According to court documents, Joslin, a licensed psychologist, was hired by HCSN in North Carolina in April of 2010 as a clinical coordinator and later promoted to clinical director. In those roles, she conspired with other HCSN employees to fabricate medical documents to substantiate alleged PHP treatment that was medically unnecessary and, in many instances, not even provided to the beneficiaries.  Joslin admitted that many of the HCSN patients were unqualified for the PHP program because they suffered from conditions such as mental retardation and dementia, and that she directed therapists to fabricate medical records to support HCSN’s fraudulent billing to the Medicare program.  Joslin was also required to surrender her North Carolina license to provide mental health treatment as part of her plea agreement.

According to court documents, from 2004 through 2011, HCSN billed Medicare and the Florida Medicaid program approximately $63 million for purported mental health services.

In addition to the prison terms, Judge Altonaga sentenced Joslin, Rivero, Martinez and Perez each to serve three years of supervised release, and ordered them to pay $4,464,728; $90,896; $76,358; and $89,245 in restitution, respectively.

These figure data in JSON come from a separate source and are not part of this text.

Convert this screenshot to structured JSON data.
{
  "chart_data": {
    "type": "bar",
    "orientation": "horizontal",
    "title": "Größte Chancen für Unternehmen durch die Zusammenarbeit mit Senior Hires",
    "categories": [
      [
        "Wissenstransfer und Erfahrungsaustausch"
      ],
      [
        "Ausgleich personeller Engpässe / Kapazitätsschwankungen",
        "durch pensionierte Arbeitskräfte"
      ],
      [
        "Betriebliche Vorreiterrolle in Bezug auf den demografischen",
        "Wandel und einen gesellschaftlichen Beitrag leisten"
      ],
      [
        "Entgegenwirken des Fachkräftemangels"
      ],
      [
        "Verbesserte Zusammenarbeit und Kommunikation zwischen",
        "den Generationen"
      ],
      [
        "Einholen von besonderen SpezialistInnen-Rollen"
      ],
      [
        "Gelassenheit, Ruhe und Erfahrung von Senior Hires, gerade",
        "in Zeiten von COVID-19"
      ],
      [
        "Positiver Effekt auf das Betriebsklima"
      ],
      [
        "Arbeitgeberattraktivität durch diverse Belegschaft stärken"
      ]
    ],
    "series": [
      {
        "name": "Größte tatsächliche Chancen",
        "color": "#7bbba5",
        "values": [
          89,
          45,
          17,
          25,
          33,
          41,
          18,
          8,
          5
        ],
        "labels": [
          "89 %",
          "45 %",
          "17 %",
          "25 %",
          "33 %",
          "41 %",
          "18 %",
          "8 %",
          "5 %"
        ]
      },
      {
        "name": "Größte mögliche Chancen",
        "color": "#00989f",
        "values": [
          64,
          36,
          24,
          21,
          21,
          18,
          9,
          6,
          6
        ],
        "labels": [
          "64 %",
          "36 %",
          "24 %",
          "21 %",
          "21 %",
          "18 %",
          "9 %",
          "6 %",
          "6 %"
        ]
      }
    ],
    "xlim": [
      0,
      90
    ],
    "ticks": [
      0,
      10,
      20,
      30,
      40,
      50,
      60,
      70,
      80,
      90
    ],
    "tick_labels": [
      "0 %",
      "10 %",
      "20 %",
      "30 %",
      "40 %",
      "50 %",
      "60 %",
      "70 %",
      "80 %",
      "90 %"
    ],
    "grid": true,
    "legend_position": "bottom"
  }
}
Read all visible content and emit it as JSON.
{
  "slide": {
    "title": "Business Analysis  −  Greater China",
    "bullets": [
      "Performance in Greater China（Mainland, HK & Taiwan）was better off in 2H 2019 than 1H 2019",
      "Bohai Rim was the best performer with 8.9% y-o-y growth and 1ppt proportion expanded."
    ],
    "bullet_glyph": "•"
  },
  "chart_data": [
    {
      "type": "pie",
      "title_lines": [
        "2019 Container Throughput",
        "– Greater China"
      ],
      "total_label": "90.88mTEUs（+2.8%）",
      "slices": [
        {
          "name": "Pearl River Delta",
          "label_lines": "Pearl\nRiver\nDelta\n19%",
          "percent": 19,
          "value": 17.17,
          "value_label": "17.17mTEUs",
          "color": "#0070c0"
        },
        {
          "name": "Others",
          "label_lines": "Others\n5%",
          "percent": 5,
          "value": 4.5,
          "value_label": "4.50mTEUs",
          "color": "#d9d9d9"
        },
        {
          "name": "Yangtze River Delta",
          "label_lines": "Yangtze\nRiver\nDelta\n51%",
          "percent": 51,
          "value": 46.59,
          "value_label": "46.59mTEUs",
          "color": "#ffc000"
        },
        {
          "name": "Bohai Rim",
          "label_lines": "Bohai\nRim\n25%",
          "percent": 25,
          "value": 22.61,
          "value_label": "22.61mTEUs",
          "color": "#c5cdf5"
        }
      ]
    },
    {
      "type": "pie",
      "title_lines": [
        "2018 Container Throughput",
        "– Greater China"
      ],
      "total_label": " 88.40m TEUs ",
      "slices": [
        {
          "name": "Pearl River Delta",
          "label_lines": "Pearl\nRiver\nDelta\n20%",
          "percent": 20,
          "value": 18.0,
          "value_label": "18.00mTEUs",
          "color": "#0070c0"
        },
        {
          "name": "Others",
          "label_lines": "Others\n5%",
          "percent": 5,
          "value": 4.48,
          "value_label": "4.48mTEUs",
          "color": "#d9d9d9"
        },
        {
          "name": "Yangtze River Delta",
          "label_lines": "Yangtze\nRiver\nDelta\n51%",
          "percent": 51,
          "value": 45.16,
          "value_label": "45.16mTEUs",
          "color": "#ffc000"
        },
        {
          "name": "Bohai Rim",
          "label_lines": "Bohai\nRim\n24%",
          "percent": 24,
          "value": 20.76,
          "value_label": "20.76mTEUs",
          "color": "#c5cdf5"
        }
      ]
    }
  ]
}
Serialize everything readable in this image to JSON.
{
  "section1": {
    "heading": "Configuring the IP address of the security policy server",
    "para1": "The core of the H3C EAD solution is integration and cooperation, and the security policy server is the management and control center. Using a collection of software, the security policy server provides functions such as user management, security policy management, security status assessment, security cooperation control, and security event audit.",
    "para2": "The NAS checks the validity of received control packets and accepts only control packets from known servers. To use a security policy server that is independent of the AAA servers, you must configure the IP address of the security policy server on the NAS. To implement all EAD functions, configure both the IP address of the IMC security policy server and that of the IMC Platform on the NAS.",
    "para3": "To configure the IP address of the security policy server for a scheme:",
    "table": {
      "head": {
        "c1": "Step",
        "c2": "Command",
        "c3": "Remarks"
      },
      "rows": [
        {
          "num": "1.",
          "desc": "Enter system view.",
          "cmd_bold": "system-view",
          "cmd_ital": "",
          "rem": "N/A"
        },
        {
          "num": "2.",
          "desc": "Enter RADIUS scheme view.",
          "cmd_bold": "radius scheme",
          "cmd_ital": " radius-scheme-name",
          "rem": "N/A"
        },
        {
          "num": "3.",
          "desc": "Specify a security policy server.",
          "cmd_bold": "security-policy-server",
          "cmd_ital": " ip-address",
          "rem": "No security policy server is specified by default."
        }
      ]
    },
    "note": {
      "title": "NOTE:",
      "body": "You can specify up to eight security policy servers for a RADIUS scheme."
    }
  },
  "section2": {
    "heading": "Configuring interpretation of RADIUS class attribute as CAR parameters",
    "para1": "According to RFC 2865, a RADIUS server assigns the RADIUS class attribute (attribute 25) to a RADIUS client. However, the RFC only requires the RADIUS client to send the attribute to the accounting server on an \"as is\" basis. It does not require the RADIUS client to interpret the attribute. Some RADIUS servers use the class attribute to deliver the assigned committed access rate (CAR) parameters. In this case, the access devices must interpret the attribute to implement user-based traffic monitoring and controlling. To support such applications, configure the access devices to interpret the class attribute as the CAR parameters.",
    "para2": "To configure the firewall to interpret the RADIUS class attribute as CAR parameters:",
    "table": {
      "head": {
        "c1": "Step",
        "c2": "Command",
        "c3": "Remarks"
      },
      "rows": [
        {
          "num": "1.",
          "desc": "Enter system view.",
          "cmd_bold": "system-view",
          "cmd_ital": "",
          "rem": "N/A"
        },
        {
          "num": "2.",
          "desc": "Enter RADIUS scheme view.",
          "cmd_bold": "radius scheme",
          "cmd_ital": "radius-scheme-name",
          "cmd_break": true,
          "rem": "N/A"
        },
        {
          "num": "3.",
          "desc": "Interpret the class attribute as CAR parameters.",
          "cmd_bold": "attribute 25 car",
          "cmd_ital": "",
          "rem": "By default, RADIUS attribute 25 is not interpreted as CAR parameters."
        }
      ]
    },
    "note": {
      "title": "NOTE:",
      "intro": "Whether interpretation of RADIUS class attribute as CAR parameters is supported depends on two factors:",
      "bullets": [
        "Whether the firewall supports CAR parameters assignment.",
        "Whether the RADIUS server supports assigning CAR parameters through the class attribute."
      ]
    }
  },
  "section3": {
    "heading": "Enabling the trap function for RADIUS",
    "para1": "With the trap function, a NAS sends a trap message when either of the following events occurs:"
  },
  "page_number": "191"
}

The cases are being prosecuted by Special Trial Attorney William Parente and Trial Attorney Allan J. Medina of the Criminal Division’s Fraud Section.  The cases were investigated by the FBI and HHS-OIG and were brought as part of the Medicare Fraud Strike Force, supervised by the Criminal Division’s Fraud Section and the U.S. Attorney’s Office for the Southern District of Florida.

Since its inception in March 2007, the Medicare Fraud Strike Force, now operating in nine cities across the country, has charged more than 1,480 defendants who have collectively billed the Medicare program for more than $4.8 billion.  In addition, HHS’s Centers for Medicare and Medicaid Services, working in conjunction with HHS-OIG, is taking steps to increase accountability and decrease the presence of fraudulent providers.